The 2017 blizzard continues this summer, not with blowing snow, but with political maneuvering taking place in Washington on ‘healthcare reform.’ For the record, it is really not ‘healthcare’ that is being addressed by the Republicans, but a ‘health insurance’ makeover – specifically for non-employer coverage purchased by individuals and Medicaid (for low-income Americans).

Real ‘healthcare’ reform would aggressively attack the root causes that make insurance grossly expensive. Instead, the political insanity continues by focusing on the symptoms of the core problems – the exorbitant health insurance premiums we pay. In lieu of reducing the enormous waste built into American healthcare (waste that is an unnecessary cost to many of us but an entitled revenue to entrenched players in the healthcare arena) we continue to confront the never-ending battle downstream of “who should pay and how much?” This problem will continue to persist because of the unwillingness to confront the brutal facts about waste. Einstein’s definition of insanity fits this issue remarkably well.

But I digress…

After Senate Republicans test-launched their trial balloon on June 22, also known as the Better Care Reconciliation Act (BCRA), we now have a better understanding of the impact it will have on each state regarding insurance premiums, the number of those who will be insured and uninsured, and, to a lesser extent, the financial tension on state budgets. Additionally, insurance companies, health providers and other stakeholders have watched with bated breath on how their business world will be impacted by political alterations to health coverage.

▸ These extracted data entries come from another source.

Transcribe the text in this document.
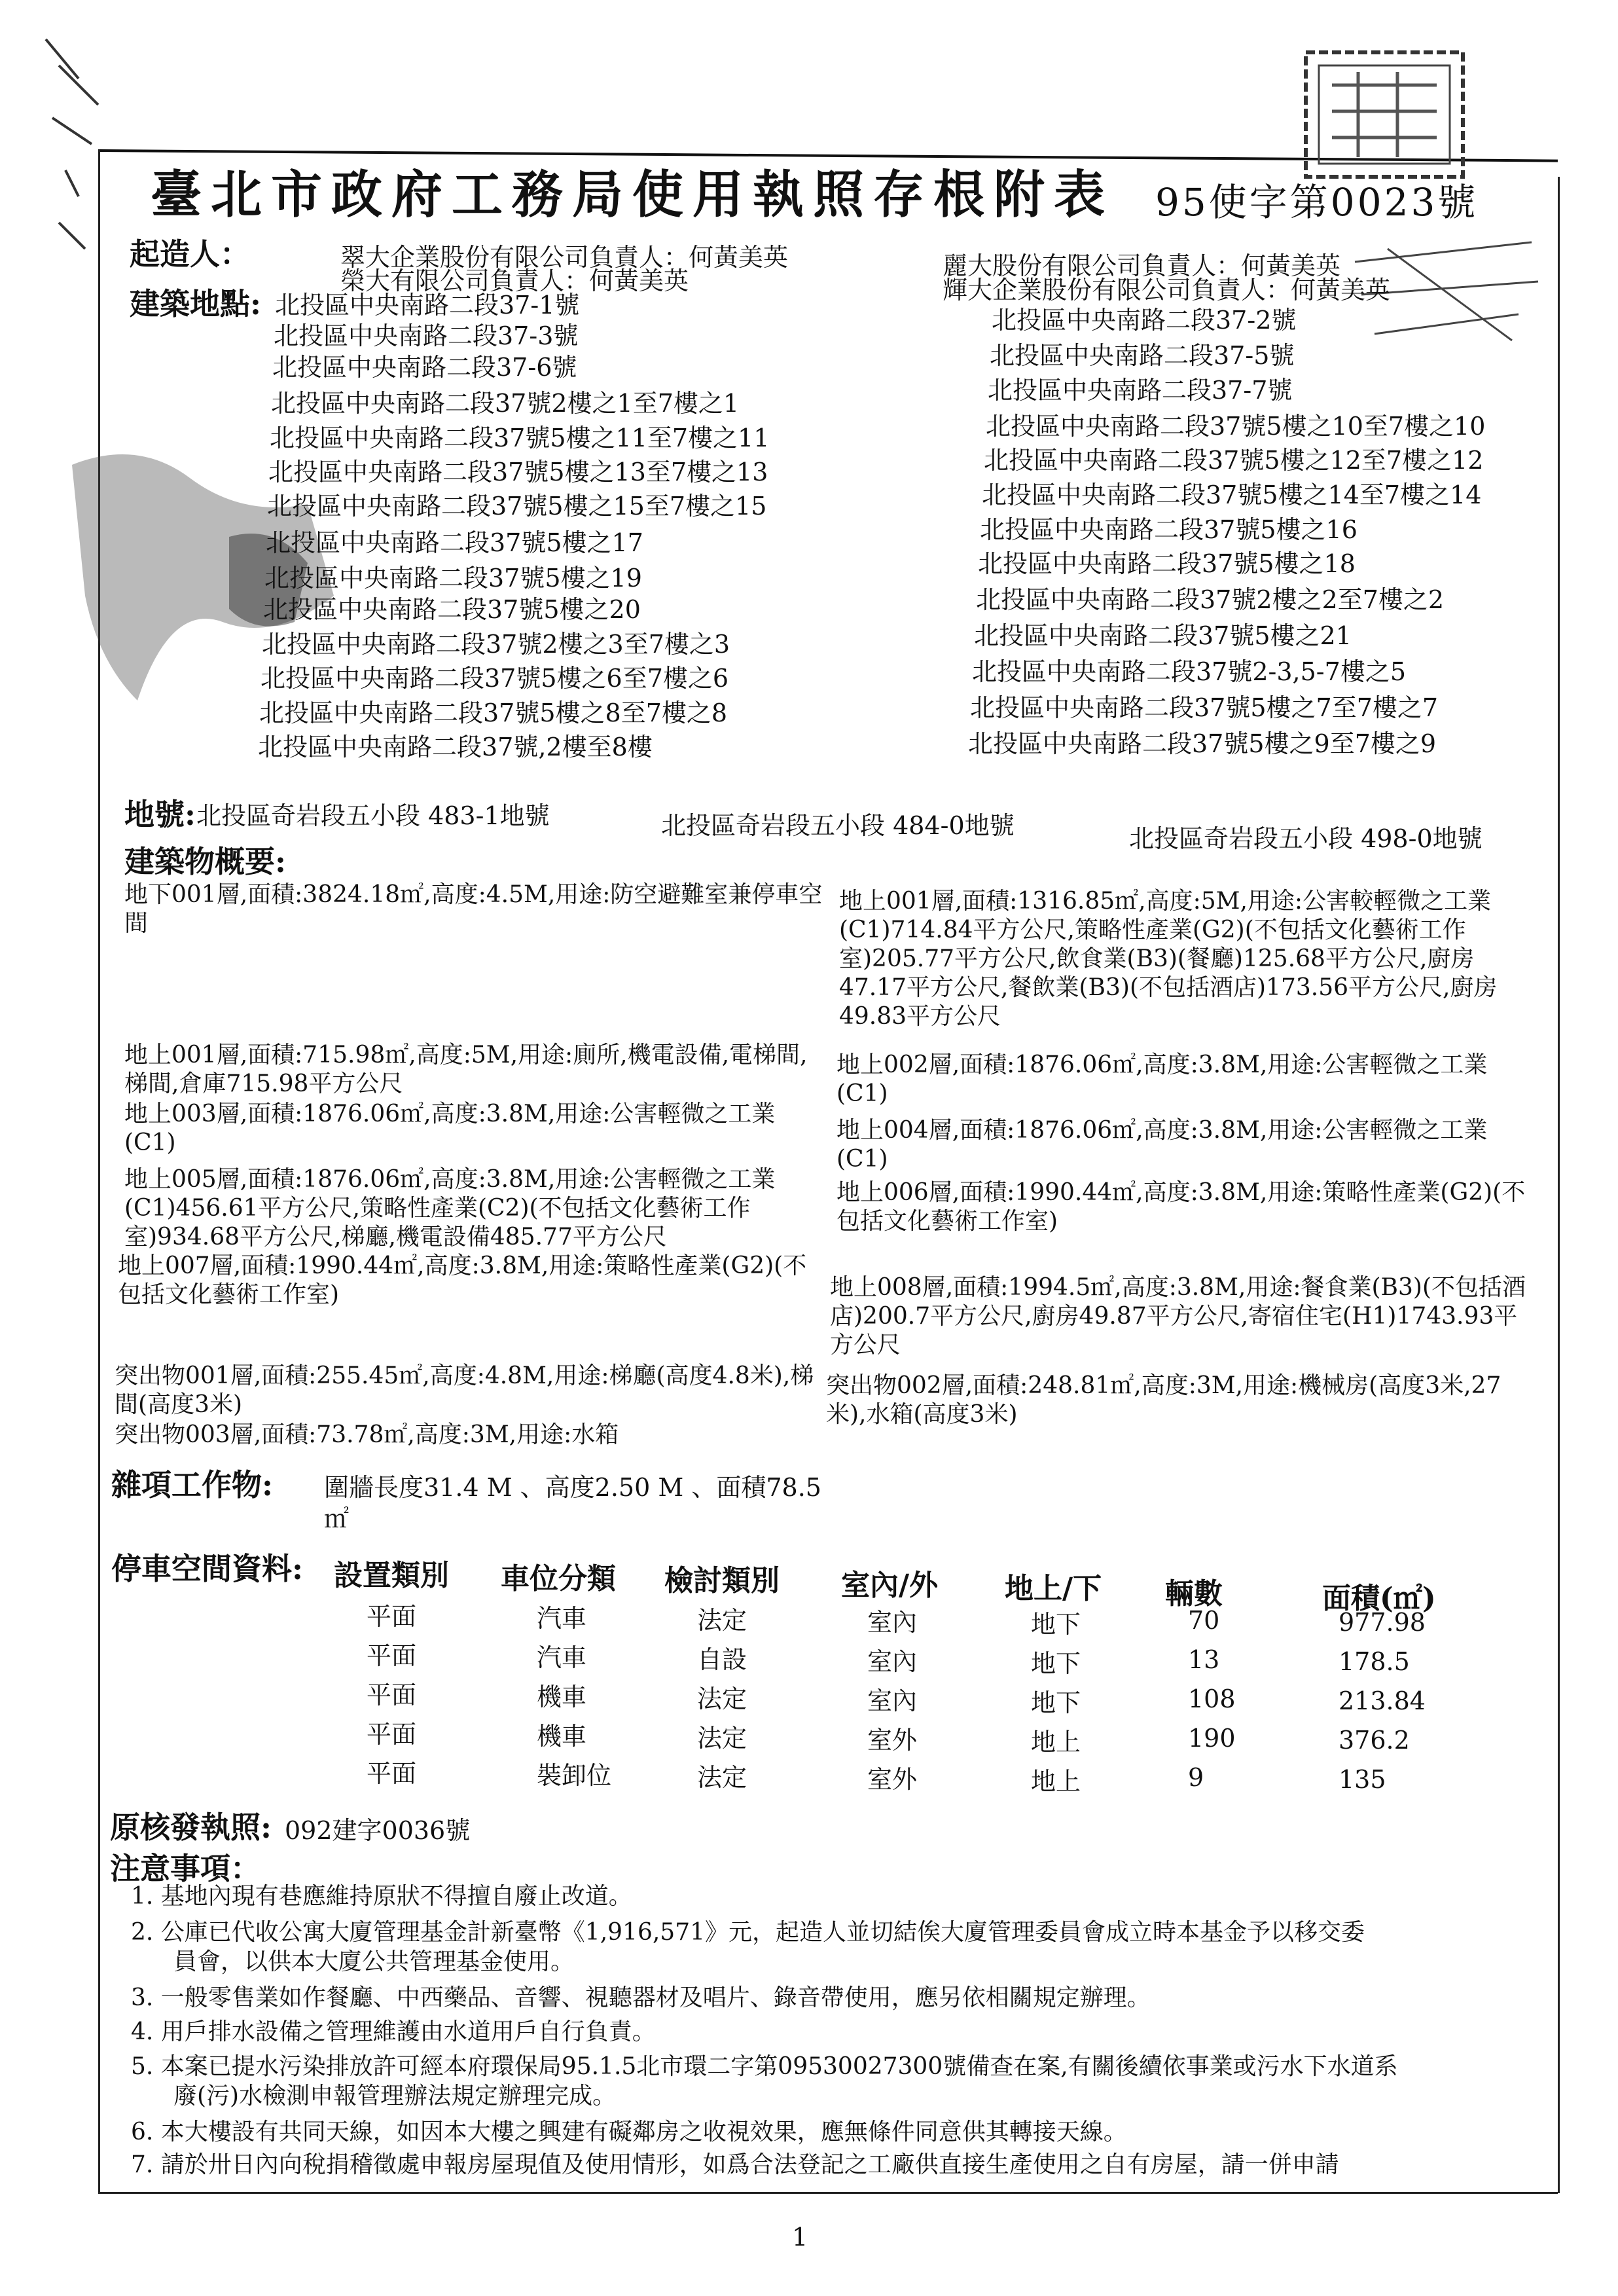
臺北市政府工務局使用執照存根附表 95使字第0023號
起造人：	翠大企業股份有限公司負責人：何黃美英
榮大有限公司負責人：何黃美英
麗大股份有限公司負責人：何黃美英
輝大企業股份有限公司負責人：何黃美英
建築地點: 北投區中央南路二段37-1號
北投區中央南路二段37-3號
北投區中央南路二段37-6號
北投區中央南路二段37號2樓之1至7樓之1
北投區中央南路二段37號5樓之11至7樓之11
北投區中央南路二段37號5樓之13至7樓之13
北投區中央南路二段37號5樓之15至7樓之15
北投區中央南路二段37號5樓之17
北投區中央南路二段37號5樓之19
北投區中央南路二段37號5樓之20
北投區中央南路二段37號2樓之3至7樓之3
北投區中央南路二段37號5樓之6至7樓之6
北投區中央南路二段37號5樓之8至7樓之8
北投區中央南路二段37號,2樓至8樓
北投區中央南路二段37-2號
北投區中央南路二段37-5號
北投區中央南路二段37-7號
北投區中央南路二段37號5樓之10至7樓之10
北投區中央南路二段37號5樓之12至7樓之12
北投區中央南路二段37號5樓之14至7樓之14
北投區中央南路二段37號5樓之16
北投區中央南路二段37號5樓之18
北投區中央南路二段37號2樓之2至7樓之2
北投區中央南路二段37號5樓之21
北投區中央南路二段37號2-3,5-7樓之5
北投區中央南路二段37號5樓之7至7樓之7
北投區中央南路二段37號5樓之9至7樓之9
地號: 北投區奇岩段五小段 483-1地號	北投區奇岩段五小段 484-0地號	北投區奇岩段五小段 498-0地號
建築物概要:
地下001層,面積:3824.18㎡,高度:4.5M,用途:防空避難室兼停車空間
地上001層,面積:1316.85㎡,高度:5M,用途:公害較輕微之工業(C1)714.84平方公尺,策略性產業(G2)(不包括文化藝術工作室)205.77平方公尺,飲食業(B3)(餐廳)125.68平方公尺,廚房47.17平方公尺,餐飲業(B3)(不包括酒店)173.56平方公尺,廚房49.83平方公尺
地上001層,面積:715.98㎡,高度:5M,用途:廁所,機電設備,電梯間,梯間,倉庫715.98平方公尺
地上002層,面積:1876.06㎡,高度:3.8M,用途:公害輕微之工業(C1)
地上003層,面積:1876.06㎡,高度:3.8M,用途:公害輕微之工業(C1)	地上004層,面積:1876.06㎡,高度:3.8M,用途:公害輕微之工業(C1)
地上005層,面積:1876.06㎡,高度:3.8M,用途:公害輕微之工業(C1)456.61平方公尺,策略性產業(C2)(不包括文化藝術工作室)934.68平方公尺,梯廳,機電設備485.77平方公尺
地上006層,面積:1990.44㎡,高度:3.8M,用途:策略性產業(G2)(不包括文化藝術工作室)
地上007層,面積:1990.44㎡,高度:3.8M,用途:策略性產業(G2)(不包括文化藝術工作室)	地上008層,面積:1994.5㎡,高度:3.8M,用途:餐食業(B3)(不包括酒店)200.7平方公尺,廚房49.87平方公尺,寄宿住宅(H1)1743.93平方公尺
突出物001層,面積:255.45㎡,高度:4.8M,用途:梯廳(高度4.8米),梯間(高度3米)
突出物002層,面積:248.81㎡,高度:3M,用途:機械房(高度3米,27米),水箱(高度3米)
突出物003層,面積:73.78㎡,高度:3M,用途:水箱
雜項工作物: 圍牆長度31.4 M 、高度2.50 M 、面積78.5 ㎡
停車空間資料: 設置類別 車位分類 檢討類別 室內/外 地上/下 輛數	面積(㎡)
平面	汽車	法定	室內	地下	70	977.98
平面	汽車	自設	室內	地下	13	178.5
平面	機車	法定	室內	地下	108	213.84
平面	機車	法定	室外	地上	190	376.2
平面	裝卸位	法定	室外	地上	9	135
原核發執照: 092建字0036號
注意事項：
1. 基地內現有巷應維持原狀不得擅自廢止改道。
2. 公庫已代收公寓大廈管理基金計新臺幣《1,916,571》元，起造人並切結俟大廈管理委員會成立時本基金予以移交委
員會，以供本大廈公共管理基金使用。
3. 一般零售業如作餐廳、中西藥品、音響、視聽器材及唱片、錄音帶使用，應另依相關規定辦理。
4. 用戶排水設備之管理維護由水道用戶自行負責。
5. 本案已提水污染排放許可經本府環保局95.1.5北市環二字第09530027300號備查在案,有關後續依事業或污水下水道系
廢(污)水檢測申報管理辦法規定辦理完成。
6. 本大樓設有共同天線，如因本大樓之興建有礙鄰房之收視效果，應無條件同意供其轉接天線。
7. 請於卅日內向稅捐稽徵處申報房屋現值及使用情形，如爲合法登記之工廠供直接生產使用之自有房屋，請一併申請
1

After scoring the BCRA, the most notable news coming from the Congressional Budget Office (CBO) report was the projection that 22 million people would lose health insurance by 2026, in addition to millions more seeing increased out-of-pocket costs. (The Urban Institute projects that Iowa will have 232,000 more uninsured by 2022.) The national increase in the number of uninsured equates to the combined populations of Kansas, New Mexico, Nebraska, West Virginia, Idaho, Hawaii, New Hampshire, Maine, Rhode Island, Montana, Delaware, South Dakota, North Dakota, Arkansas, Vermont, Wyoming and the District of Columbia. Given the recent backlash to the CBO score, Senate Republicans have delayed their vote on this legislation until sometime after the holiday break.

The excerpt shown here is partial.